The book “Emotions” is a result of a motivation received by a poet who is nowhere seen equidistant from reason or logic while treating the issues perceived by him. The cause and the effect are treated by him with dexterity as in “Insidious insomnia” , he laments for ,” Restless nights of insomnia………….to misty moments of dementia”. Why so? A perception is built, a sensation is felt or an intuition is derived by the poet to express “emotions”. Do not intensely ask him why emotions are vented in a manner so varied , the expression regarding whom is a poet’s right if not a duty especially when dislodged from his nest of times immemorial.
This writer was simply amused with increasing curiosity to see a physician by profession not only having already emerged as a poet of reckoning in his own sweet mother tongue – Kashmiri, as also reciting them in “Tarannnum” or in the form of a song, being equally competent to do the same in English but playing musical instrument guitar like a maestro to sing one of the poems when “Emotions” was being released.
Dr. Roshan Saraf having made deep imprints in the literary landscape has lavishly expressed his emotions on topics which could definitely be of a mundane nature to those who cannot understand the ache, pain and the feelings of a poet who has for no fault of his lost the soothing shade of Chinar or the “Boonie” which he finds contrary to his expectations – “Why is Chinar shivering, the leaves charred ……………..poisoned to create ethnic worries”? A magnificent, graceful, calm, beautiful but strong tree called Chinar even shivers and its pristine green lofty leaves are charred, appears and rightly so, to the poet, “I looked around, there was nobody, but me and the Chinar in silence as if in some grief” vindicates the poet’s ache of having been driven out of his own niche in his beautiful garden. The scars of losing his motherland evoke his passions following “an echo of words” —“There is bloodshed around and the thunder of swords”. Contrast it with the poet’s lament, “I am born in Kashmir where seers and saints taught me to practice righteous deed…………”The poet is in possession of a legacy of the inherent “fragrance of my heritage, my composite ethos, my secular and cultural sustenance” and while ruing over its plummeting status, he has not lost the hope about its inherent strength and resilience which had its firm roots in what the mystics of high order like Lal Ded and Nund Reshi sermonized. The poet’s optimism about tomorrow bringing again to the fore, the lost characteristics of the heritage, the spiritual philosophy and inclusiveness emanate from which the real fragrance of what the birth place of the poet stood for. In “Shower of Passion”, the last poem in the book, Dr. Saraf weary of “sweats of separation” which he feels as hazy, confused and pungent, the rain God grants his prayer and blesses him with a cool and soothing shower which he feels replete with all the divine blessings to enable him “receive my beloved at the door to drench hungry emotions in the rain “.

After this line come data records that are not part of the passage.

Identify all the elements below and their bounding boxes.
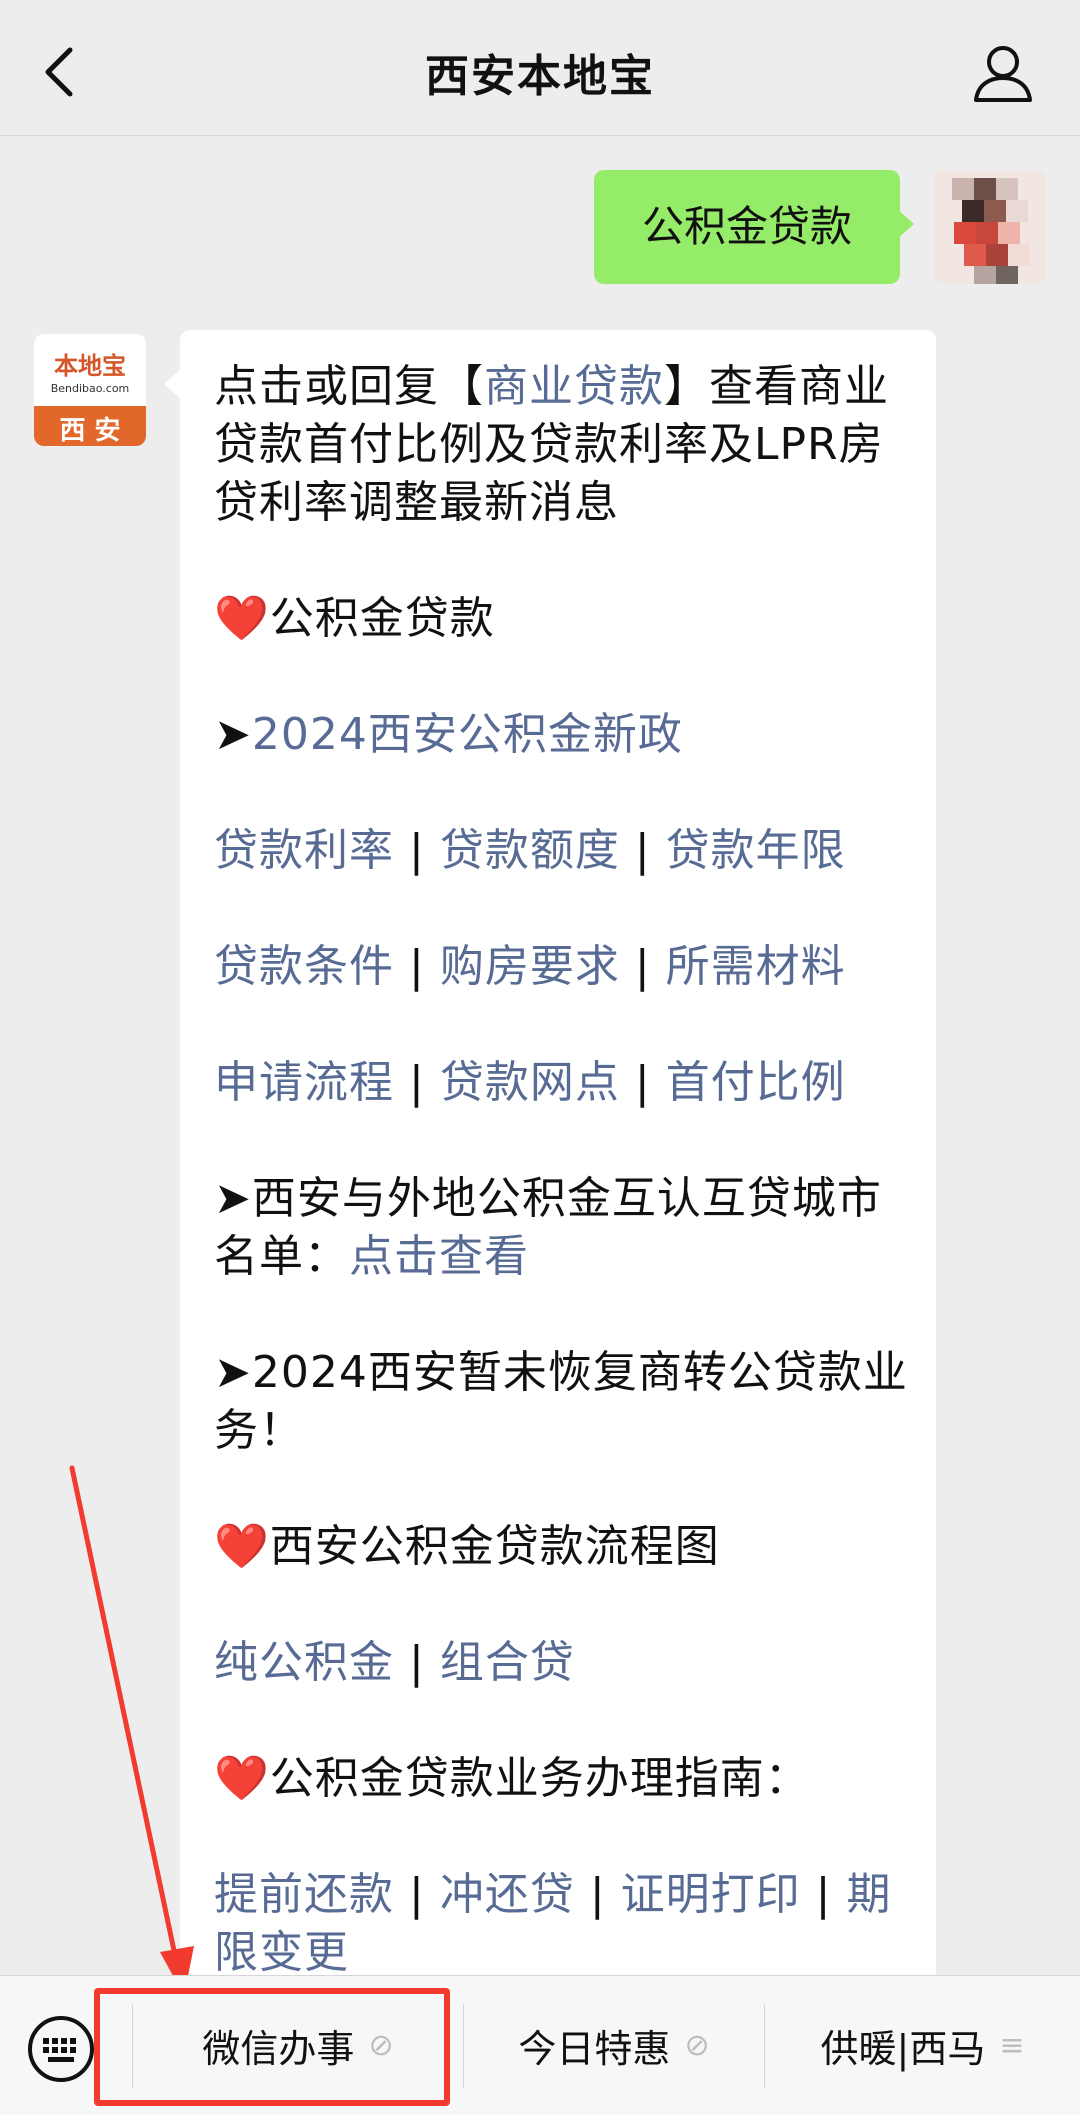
loan-term-link[interactable]: 贷款年限	[666, 825, 846, 876]
heart-icon: ❤️	[214, 1521, 270, 1572]
section-heading: ❤️公积金贷款业务办理指南：	[214, 1750, 914, 1808]
section-heading: ❤️西安公积金贷款流程图	[214, 1518, 914, 1576]
separator: |	[634, 941, 651, 992]
official-account-avatar[interactable]: 本地宝 Bendibao.com 西 安	[34, 334, 146, 446]
bubble-tail	[164, 370, 180, 398]
heart-icon: ❤️	[214, 1753, 270, 1804]
loan-rate-link[interactable]: 贷款利率	[214, 825, 394, 876]
logo-domain: Bendibao.com	[50, 382, 130, 395]
section-title: 公积金贷款业务办理指南：	[269, 1753, 810, 1804]
section-heading: ❤️公积金贷款	[214, 590, 914, 648]
link-row: 提前还款 | 冲还贷 | 证明打印 | 期限变更	[214, 1866, 914, 1982]
separator: |	[409, 941, 425, 992]
heart-icon: ❤️	[214, 593, 270, 644]
arrow-bullet-icon: ➤	[214, 1173, 252, 1224]
link-icon: ⊘	[684, 2028, 710, 2063]
link-row: 贷款利率 | 贷款额度 | 贷款年限	[214, 822, 914, 880]
intro-prefix: 点击或回复【	[214, 361, 484, 412]
menu-icon: ≡	[999, 2028, 1025, 2063]
menu-item-label: 今日特惠	[518, 2027, 671, 2071]
keyboard-icon[interactable]	[26, 2014, 96, 2084]
section-title: 西安公积金贷款流程图	[269, 1521, 720, 1572]
separator: |	[409, 825, 425, 876]
menu-item-daily-deals[interactable]: 今日特惠 ⊘	[464, 1976, 764, 2115]
menu-item-label: 供暖|西马	[820, 2027, 986, 2071]
view-list-link[interactable]: 点击查看	[349, 1231, 529, 1282]
intro-paragraph: 点击或回复【商业贷款】查看商业贷款首付比例及贷款利率及LPR房贷利率调整最新消息	[214, 358, 914, 532]
separator: |	[634, 1057, 651, 1108]
separator: |	[589, 1869, 606, 1920]
loan-amount-link[interactable]: 贷款额度	[440, 825, 620, 876]
commercial-transfer-paragraph: ➤2024西安暂未恢复商转公贷款业务！	[214, 1344, 914, 1460]
logo-city: 西 安	[59, 416, 121, 446]
combined-loan-link[interactable]: 组合贷	[440, 1637, 575, 1688]
loan-conditions-link[interactable]: 贷款条件	[214, 941, 394, 992]
top-navigation-bar: 西安本地宝	[0, 0, 1080, 136]
early-repayment-link[interactable]: 提前还款	[214, 1869, 394, 1920]
loan-outlets-link[interactable]: 贷款网点	[440, 1057, 620, 1108]
policy-paragraph: ➤2024西安公积金新政	[214, 706, 914, 764]
certificate-print-link[interactable]: 证明打印	[621, 1869, 801, 1920]
logo-text: 本地宝	[54, 351, 126, 380]
down-payment-ratio-link[interactable]: 首付比例	[666, 1057, 846, 1108]
application-process-link[interactable]: 申请流程	[214, 1057, 394, 1108]
mutual-text: 西安与外地公积金互认互贷城市名单：	[214, 1173, 882, 1282]
incoming-message-bubble: 点击或回复【商业贷款】查看商业贷款首付比例及贷款利率及LPR房贷利率调整最新消息…	[180, 330, 936, 1990]
separator: |	[409, 1637, 425, 1688]
link-icon: ⊘	[368, 2028, 394, 2063]
message-body: 点击或回复【商业贷款】查看商业贷款首付比例及贷款利率及LPR房贷利率调整最新消息…	[214, 358, 914, 1990]
pure-fund-link[interactable]: 纯公积金	[214, 1637, 394, 1688]
link-row: 贷款条件 | 购房要求 | 所需材料	[214, 938, 914, 996]
outgoing-message-row: 公积金贷款	[586, 170, 1046, 284]
arrow-bullet-icon: ➤	[214, 709, 252, 760]
menu-item-heating-xima[interactable]: 供暖|西马 ≡	[765, 1976, 1080, 2115]
outgoing-message-bubble[interactable]: 公积金贷款	[594, 170, 900, 284]
arrow-bullet-icon: ➤	[214, 1347, 252, 1398]
separator: |	[409, 1869, 425, 1920]
separator: |	[634, 825, 651, 876]
bottom-menu-bar: 微信办事 ⊘ 今日特惠 ⊘ 供暖|西马 ≡	[0, 1975, 1080, 2115]
separator: |	[815, 1869, 832, 1920]
purchase-requirements-link[interactable]: 购房要求	[440, 941, 620, 992]
section-title: 公积金贷款	[269, 593, 495, 644]
mutual-recognition-paragraph: ➤西安与外地公积金互认互贷城市名单：点击查看	[214, 1170, 914, 1286]
offset-repayment-link[interactable]: 冲还贷	[440, 1869, 575, 1920]
menu-item-label: 微信办事	[202, 2027, 355, 2071]
required-materials-link[interactable]: 所需材料	[666, 941, 846, 992]
commercial-text: 2024西安暂未恢复商转公贷款业务！	[214, 1347, 908, 1456]
link-row: 申请流程 | 贷款网点 | 首付比例	[214, 1054, 914, 1112]
bubble-tail	[898, 210, 914, 238]
commercial-loan-link[interactable]: 商业贷款	[484, 361, 664, 412]
policy-link[interactable]: 2024西安公积金新政	[252, 709, 683, 760]
separator: |	[409, 1057, 425, 1108]
chat-title: 西安本地宝	[425, 51, 655, 102]
person-icon[interactable]	[970, 44, 1036, 104]
user-avatar[interactable]	[934, 170, 1046, 284]
menu-item-wechat-service[interactable]: 微信办事 ⊘	[133, 1976, 463, 2115]
link-row: 纯公积金 | 组合贷	[214, 1634, 914, 1692]
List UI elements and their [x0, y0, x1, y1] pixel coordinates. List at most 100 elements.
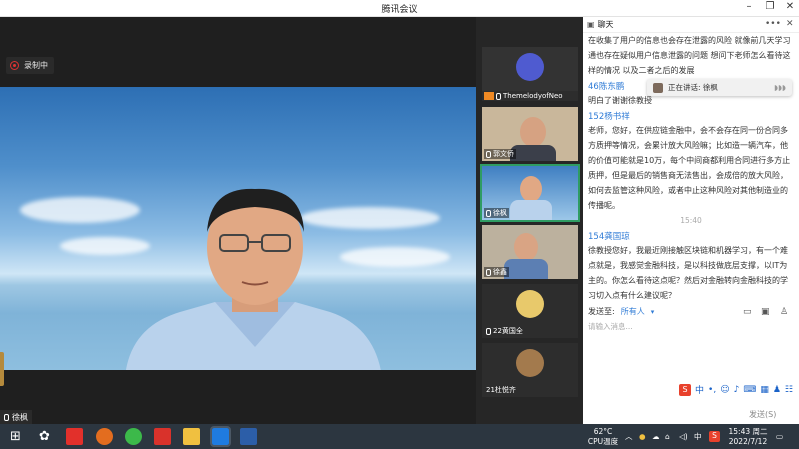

Here he intensely feels getting a divine kiss which he feels both as “deep and dense” but he has also to share passions differently in “Naked flames of absolute truth, “Two sides of a coin” and “perhaps” among the other ones. A poet is rarely understood by all and sundry but when the spouse of the poet feels that “a man in charge of the house is supposed to do the domestics but not be writing lethargy” could be a pun and a satire on those who cannot appreciate emotions and an inspiration for the poet to sharpen his pen and keep musing to write more of the likes of the “Emotions”.